You probably remember using Pi in maths at school to work out the perimeter and area of a circle. The outside edge of a circle is the same as its diameter multiplied by Pi. So if you can find out how wide the circle is, you can pretty much find out the size of its circumference by multiplying that number by 3.14. We say pretty much because Pi is a very unusual number. If you knew the diameter and the circumference of the circle and tried to divide one by the other to find out what number Pi actually is, you can’t. Those numbers to the right of the decimal point just keep on going, perhaps for ever, no one is sure. They never settle into a repeating pattern. If, for example, you were to divide a hundred by three, you would get 33.33333… and those threes would go on forever, but that’s a pattern. Pi doesn’t have that. Pi has now been calculated to over thirteen trillion decimal places, and calculations are still going. We still don’t know what it is and can discern no pattern.

Pi is, it seems, an unknowable number. It is also an irrational number, which means it cannot be written as a fraction. The closest we can sensibly get is 22⁄7 . This means that there is, surprisingly, a second day on which Pi is celebrated: July 22nd (day/month format: 22/7) is Pi Approximation Day. But we’re having none of it, we have other plans for that day. We are really trying to avoid writing out a big string of numbers in this post, as we find them difficult to look at and don’t want to inflict them on you. But if we tell you that a more accurate definition of Pi is 3.141592, we can also tell you that March 14th 1592 was ultimate Pi day. Not that anyone was aware of it at the time. Everyone was probably far too busy sailing about discovering stuff, watching Shakespeare or dying of plague. The Pi symbol in it’s mathematical sense has only been around for about 250 years.

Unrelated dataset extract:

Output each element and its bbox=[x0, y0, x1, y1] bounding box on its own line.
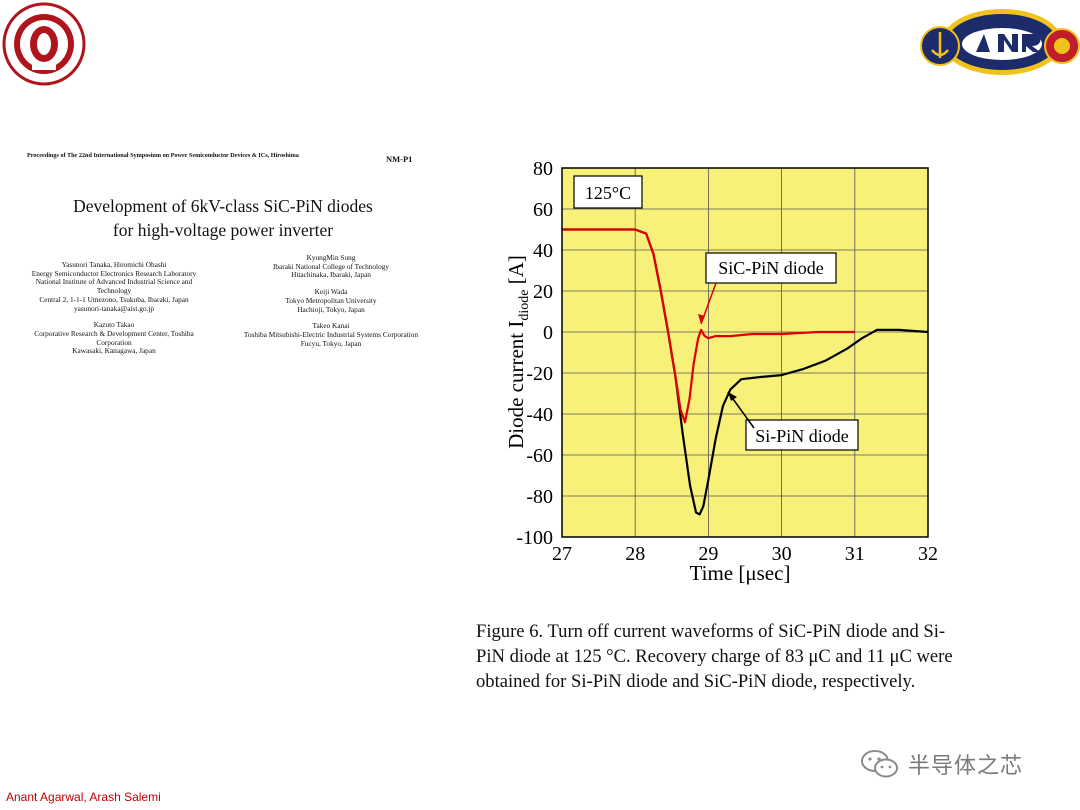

Humans have put a lot of effort into working out the relationship of the size of a circle and its diameter. A circle looks like such a simple thing and it seems as if it should be so easy to work out. Four thousand years ago, the Babylonians measured it as three and one eighth. The ancient Egyptians had it at three and one seventh. Egyptologists and people of a mystical persuasion have long been fascinated by the fact that the height of the Great Pyramid at Giza has the same relationship to the perimeter of its base as the diameter of a circle does to it’s circumference. But we have no idea if this was intentional or just a coincidence. Similarly, some think it significant that the first 144 digits of Pi add up to 666, the alleged ‘number of the beast’ in the Book of Revelation.

Archimedes, the ancient Greek mathematician, was so obsessed with trying to work out the value of Pi that he did not notice his city was being invaded by the Romans. His dying words are said to have been: 'Do not disturb my circles’. A sixteenth century mathematician called Ludolph van Ceulen devoted most of his life to calculating Pi to thirty-five decimal places. It was such an achievement that the numbers were engraved on his tombstone. In the nineteenth century, William Shanks calculated the first 707 digits of Pi but, unfortunately, he made a mistake at the 527th place. Luckily he didn’t know about it. The mistake wasn’t spotted until 1944.

Now, of course, we have computers on the case, which is why the calculations now run into trillions. The calculation of Pi is actually used as a stress test for computers. But for all the time and power we have devoted to it, we still don’t know the exact number of Pi. We can use it to measure any circle, but we can never know the exactly how big it is. It is pretty accurate though. If you used only the first nine digits of Pi to measure the circumference of the Earth, it would only be out by one quarter inch over 25,000 miles. If you used the first thirty-nine digits of Pi , you could measure the size of the known universe and the error would be less than the width of a hydrogen atom. So trying to figure out what Pi really is probably isn’t anything to do with accuracy anymore. It’s about our obsession with trying to find patterns in things.